I am just saying that the future structure has not been decided. It is obvious from what many members said today, and it is not the first time they have said it, that they want assurance about how mental health will feature within that structure. I will bring that back to the CEO. I have no issue in doing that.

Okay. I thank Mr. Walsh.

We have reached the end of the meeting. On behalf of the committee, I extend thanks to the witnesses for their attendance, assistance and many responses to our questions today. Although it was mentioned near the end, we did not really touch on moving towards the age of 25 and the big gap there is between child, youth, and adult services. We would like to see a seamless transfer of services and supports there. We have raised a lot of issues. On behalf of the committee, I ask the witnesses to thank their teams for the really important and vital work they carry out day in, day out.

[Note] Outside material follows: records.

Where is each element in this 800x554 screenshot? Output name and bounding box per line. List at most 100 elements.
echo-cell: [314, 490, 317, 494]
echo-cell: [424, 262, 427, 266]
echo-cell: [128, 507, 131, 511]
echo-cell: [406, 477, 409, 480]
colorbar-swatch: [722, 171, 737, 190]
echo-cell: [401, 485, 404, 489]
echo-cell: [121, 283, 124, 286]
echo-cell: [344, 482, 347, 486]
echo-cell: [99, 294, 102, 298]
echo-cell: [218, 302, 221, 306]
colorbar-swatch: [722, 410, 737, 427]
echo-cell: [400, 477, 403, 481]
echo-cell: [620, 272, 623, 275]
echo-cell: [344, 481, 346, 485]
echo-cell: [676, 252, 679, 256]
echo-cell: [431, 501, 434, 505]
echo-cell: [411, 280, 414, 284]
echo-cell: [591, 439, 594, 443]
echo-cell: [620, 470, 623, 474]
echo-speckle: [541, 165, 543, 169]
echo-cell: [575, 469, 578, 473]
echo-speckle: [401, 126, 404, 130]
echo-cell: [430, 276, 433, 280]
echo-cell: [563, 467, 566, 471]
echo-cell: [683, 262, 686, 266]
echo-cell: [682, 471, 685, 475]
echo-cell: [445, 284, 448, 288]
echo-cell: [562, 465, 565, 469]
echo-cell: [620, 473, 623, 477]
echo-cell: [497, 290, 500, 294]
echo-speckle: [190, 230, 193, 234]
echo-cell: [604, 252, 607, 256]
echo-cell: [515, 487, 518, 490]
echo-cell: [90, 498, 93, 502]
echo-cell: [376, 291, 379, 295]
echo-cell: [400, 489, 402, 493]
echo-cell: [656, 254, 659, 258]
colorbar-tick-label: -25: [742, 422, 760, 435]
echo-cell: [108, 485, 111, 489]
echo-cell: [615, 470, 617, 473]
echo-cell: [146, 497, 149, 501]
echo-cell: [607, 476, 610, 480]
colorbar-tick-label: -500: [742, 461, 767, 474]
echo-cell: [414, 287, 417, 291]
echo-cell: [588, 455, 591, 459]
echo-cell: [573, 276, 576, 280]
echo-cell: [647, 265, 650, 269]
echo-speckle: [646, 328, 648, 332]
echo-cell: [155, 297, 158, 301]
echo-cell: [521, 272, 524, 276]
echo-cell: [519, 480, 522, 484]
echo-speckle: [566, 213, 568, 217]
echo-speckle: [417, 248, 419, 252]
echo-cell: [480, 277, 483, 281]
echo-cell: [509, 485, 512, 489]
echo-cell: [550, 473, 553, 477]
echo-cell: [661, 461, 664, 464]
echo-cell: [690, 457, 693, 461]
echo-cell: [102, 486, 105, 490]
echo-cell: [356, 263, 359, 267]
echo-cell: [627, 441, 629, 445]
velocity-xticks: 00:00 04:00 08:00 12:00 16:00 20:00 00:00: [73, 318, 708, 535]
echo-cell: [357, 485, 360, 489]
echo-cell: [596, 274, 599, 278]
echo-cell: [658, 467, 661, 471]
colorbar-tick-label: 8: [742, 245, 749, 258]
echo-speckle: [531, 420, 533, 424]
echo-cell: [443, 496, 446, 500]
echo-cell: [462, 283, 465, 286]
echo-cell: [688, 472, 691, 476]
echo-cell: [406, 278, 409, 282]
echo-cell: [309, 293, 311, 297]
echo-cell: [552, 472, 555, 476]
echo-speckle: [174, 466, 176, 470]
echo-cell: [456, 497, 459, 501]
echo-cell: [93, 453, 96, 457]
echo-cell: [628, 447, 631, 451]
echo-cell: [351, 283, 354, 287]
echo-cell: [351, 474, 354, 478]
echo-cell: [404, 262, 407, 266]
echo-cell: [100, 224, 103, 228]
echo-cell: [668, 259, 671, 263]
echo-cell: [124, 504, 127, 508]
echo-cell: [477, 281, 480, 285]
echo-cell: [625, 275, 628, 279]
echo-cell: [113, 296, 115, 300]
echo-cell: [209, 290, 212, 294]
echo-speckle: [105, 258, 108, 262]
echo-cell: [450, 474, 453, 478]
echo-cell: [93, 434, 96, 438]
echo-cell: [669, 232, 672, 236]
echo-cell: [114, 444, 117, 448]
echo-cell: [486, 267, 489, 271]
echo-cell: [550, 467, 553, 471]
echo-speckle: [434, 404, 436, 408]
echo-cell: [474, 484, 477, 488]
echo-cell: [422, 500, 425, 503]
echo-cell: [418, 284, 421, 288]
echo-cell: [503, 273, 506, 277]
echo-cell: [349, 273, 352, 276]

I wish them well in their work. It is perhaps something on which we as a committee could also make a number of recommendations to hopefully move on the recommendations that come out of the Mental Health Commission report. I thank our witnesses again for their assistance to the committee. The meeting is adjourned until 17 October at 4 p.m when the committee will meet again in private session. Separately, the Select Committee on Health will meet in public session tomorrow at 1.30 p.m. I thank everyone very much for their attendance.

The joint committee adjourned at 12.30 p.m. until 9.30 a.m. on Wednesday, 18 October 2023.